Figure 4: Comparisons with the state-of-the-art encoder-based method Zhong et al.
Feature Visualizations
To better understand the discriminative representation learning, feature space visualizations using t-SNE are conducted. These visualizations illustrate the refinements in feature encoding achieved through MIST's self-guided attention system compared to traditional encoder approaches.
Figure 5: Feature space visualization of pretrained vanilla feature encoder I3D and the MIST fine-tuned encoder via t-SNE.
Ablation Studies
Ablation studies further corroborate the importance of each component of the MIST framework. Removing the pseudo label generator or self-guided attention module significantly degrades performance, underscoring their critical roles in enhancing anomaly detection capabilities. Experiments also reveal the improved model robustness provided by the sparse continuous sampling strategy within the MIL framework.
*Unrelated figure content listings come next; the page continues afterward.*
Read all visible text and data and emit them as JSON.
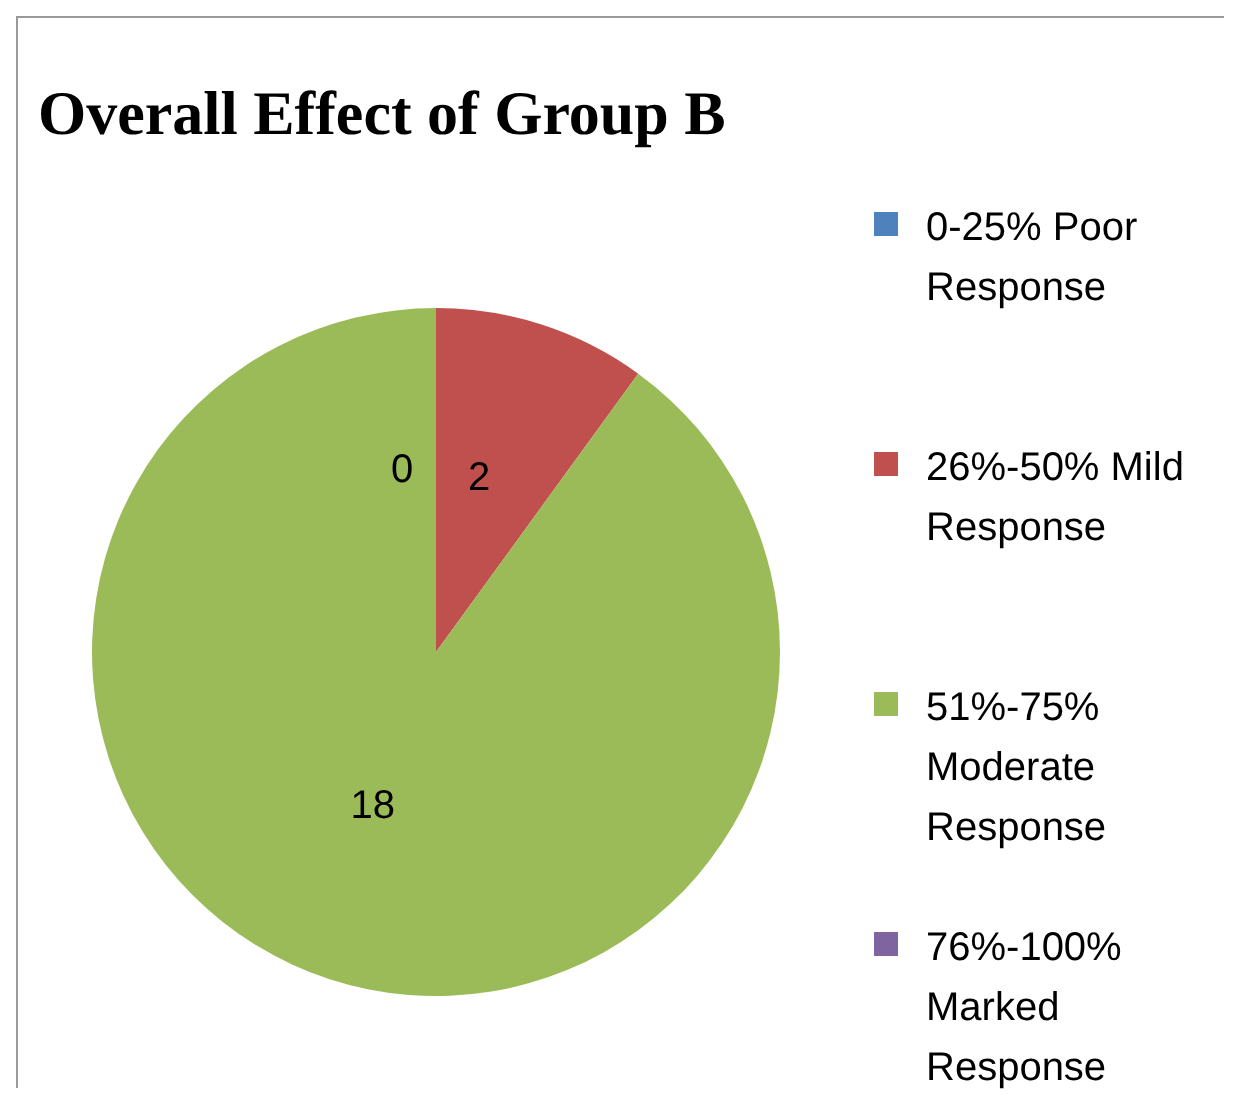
{
  "chart_data": {
    "type": "pie",
    "title": "Overall Effect of Group B",
    "categories": [
      "0-25% Poor Response",
      "26%-50% Mild Response",
      "51%-75% Moderate Response",
      "76%-100% Marked Response"
    ],
    "values": [
      0,
      2,
      18,
      0
    ],
    "colors": [
      "#4f81bd",
      "#c0504d",
      "#9bbb59",
      "#8064a2"
    ],
    "value_labels": [
      "0",
      "2",
      "18",
      null
    ],
    "legend": "right"
  }
}
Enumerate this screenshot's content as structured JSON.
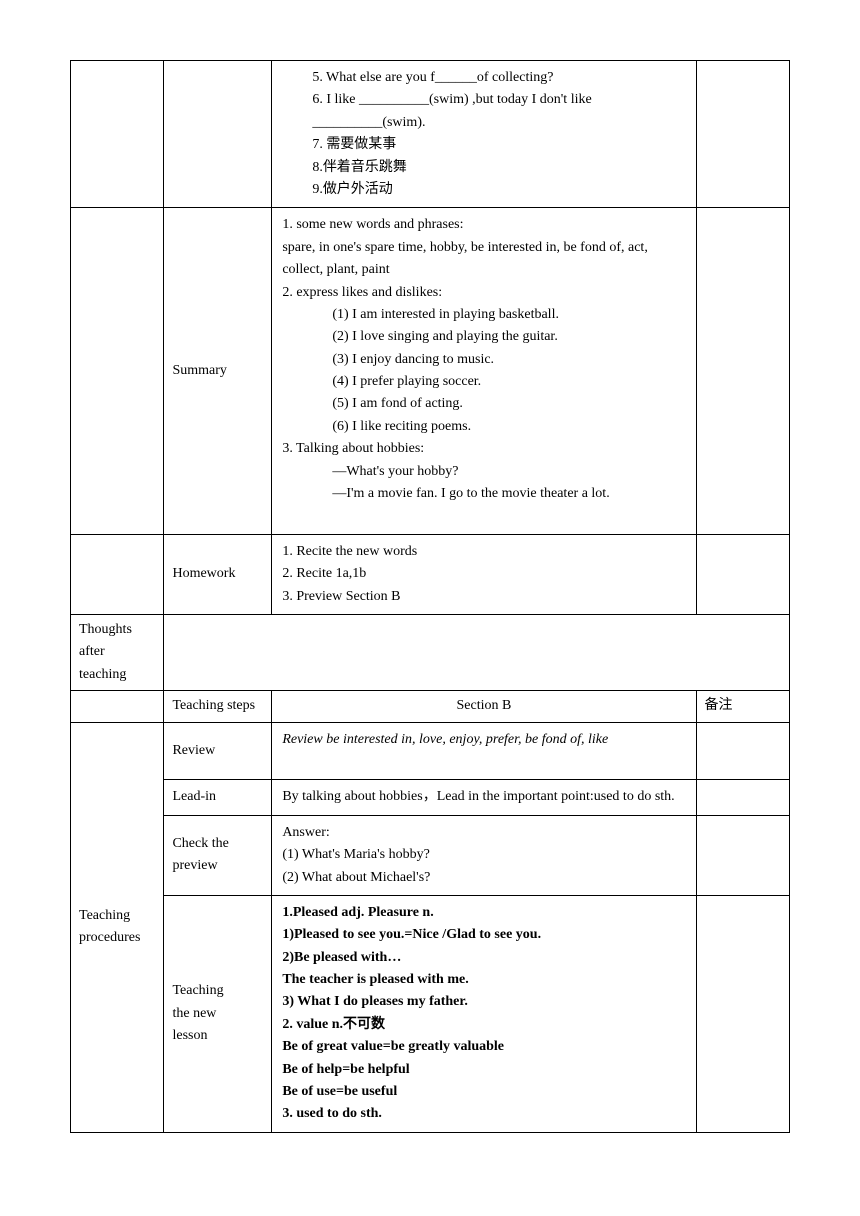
{
  "row1": {
    "l1": "5. What else are you f______of collecting?",
    "l2": "6. I like __________(swim) ,but today I don't like",
    "l3": "__________(swim).",
    "l4": "7. 需要做某事",
    "l5": "8.伴着音乐跳舞",
    "l6": "9.做户外活动"
  },
  "summary": {
    "label": "Summary",
    "l1": "1. some new words and phrases:",
    "l2": " spare, in one's spare time, hobby, be interested in, be fond of, act, collect, plant, paint",
    "l3": "2. express likes and dislikes:",
    "l4": "(1) I am interested in playing basketball.",
    "l5": "(2) I love singing and playing the guitar.",
    "l6": "(3) I enjoy dancing to music.",
    "l7": "(4) I prefer playing soccer.",
    "l8": "(5) I am fond of acting.",
    "l9": "(6) I like reciting poems.",
    "l10": "3. Talking about hobbies:",
    "l11": "—What's your hobby?",
    "l12": "—I'm a movie fan. I go to the movie theater a lot."
  },
  "homework": {
    "label": "Homework",
    "l1": "1.  Recite the new words",
    "l2": "2.  Recite 1a,1b",
    "l3": "3.    Preview Section B"
  },
  "thoughts": {
    "label1": "Thoughts",
    "label2": "after",
    "label3": "teaching"
  },
  "header": {
    "steps": "Teaching steps",
    "section": "Section B",
    "note": "备注"
  },
  "procedures": {
    "label1": "Teaching",
    "label2": "procedures"
  },
  "review": {
    "label": "Review",
    "content": "Review be interested in, love, enjoy, prefer, be fond of, like"
  },
  "leadin": {
    "label": "Lead-in",
    "content": "By talking about hobbies，Lead in the important point:used to do sth."
  },
  "check": {
    "label1": "Check the",
    "label2": "preview",
    "l1": "Answer:",
    "l2": "(1) What's Maria's hobby?",
    "l3": "(2) What about Michael's?"
  },
  "lesson": {
    "label1": "Teaching",
    "label2": "the new",
    "label3": "lesson",
    "l1": "1.Pleased adj.     Pleasure n.",
    "l2": "1)Pleased to see you.=Nice /Glad to see you.",
    "l3": "2)Be pleased with…",
    "l4": "The teacher is pleased with me.",
    "l5": "3) What I do pleases my father.",
    "l6": "2. value n.不可数",
    "l7": "Be of great value=be greatly valuable",
    "l8": "Be of help=be helpful",
    "l9": "Be of use=be useful",
    "l10": "3. used to do sth."
  }
}
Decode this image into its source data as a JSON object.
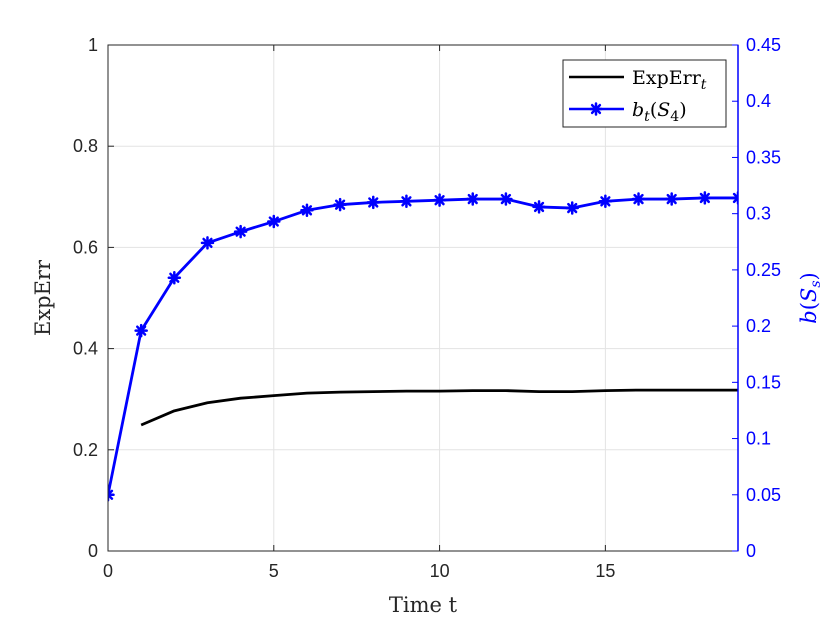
{
  "chart_data": {
    "type": "line",
    "xlabel": "Time t",
    "ylabel": "ExpErr",
    "y2label": "b(S_s)",
    "xlim": [
      0,
      19
    ],
    "ylim": [
      0,
      1
    ],
    "y2lim": [
      0,
      0.45
    ],
    "xticks": [
      0,
      5,
      10,
      15
    ],
    "yticks": [
      0,
      0.2,
      0.4,
      0.6,
      0.8,
      1
    ],
    "y2ticks": [
      0,
      0.05,
      0.1,
      0.15,
      0.2,
      0.25,
      0.3,
      0.35,
      0.4,
      0.45
    ],
    "xtick_labels": [
      "0",
      "5",
      "10",
      "15"
    ],
    "ytick_labels": [
      "0",
      "0.2",
      "0.4",
      "0.6",
      "0.8",
      "1"
    ],
    "y2tick_labels": [
      "0",
      "0.05",
      "0.1",
      "0.15",
      "0.2",
      "0.25",
      "0.3",
      "0.35",
      "0.4",
      "0.45"
    ],
    "grid": true,
    "legend_position": "top-right",
    "series": [
      {
        "name": "ExpErr_t",
        "axis": "left",
        "color": "#000000",
        "marker": "none",
        "x": [
          1,
          2,
          3,
          4,
          5,
          6,
          7,
          8,
          9,
          10,
          11,
          12,
          13,
          14,
          15,
          16,
          17,
          18,
          19
        ],
        "y": [
          0.249,
          0.277,
          0.293,
          0.302,
          0.307,
          0.312,
          0.314,
          0.315,
          0.316,
          0.316,
          0.317,
          0.317,
          0.315,
          0.315,
          0.317,
          0.318,
          0.318,
          0.318,
          0.318
        ]
      },
      {
        "name": "b_t(S_4)",
        "axis": "right",
        "color": "#0000ff",
        "marker": "asterisk",
        "x": [
          0,
          1,
          2,
          3,
          4,
          5,
          6,
          7,
          8,
          9,
          10,
          11,
          12,
          13,
          14,
          15,
          16,
          17,
          18,
          19
        ],
        "y": [
          0.05,
          0.196,
          0.243,
          0.274,
          0.284,
          0.293,
          0.303,
          0.308,
          0.31,
          0.311,
          0.312,
          0.313,
          0.313,
          0.306,
          0.305,
          0.311,
          0.313,
          0.313,
          0.314,
          0.314
        ]
      }
    ]
  }
}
Figure 6: The effect of T for a fixed number of sub-bag 32 on ShanghaiTech dataset with $I3D{RGB}.
Conclusion
The MIST framework represents an important advancement in the field of video anomaly detection by successfully integrating self-training with MIL to train task-specific encoders. This combination leads to more accurate and reliable anomaly detection in video data using weak supervision. Future developments are likely to focus on refining pseudo label generation processes and optimizing encoder methods to further improve the efficiency and applicability of anomaly detection in various real-world scenarios.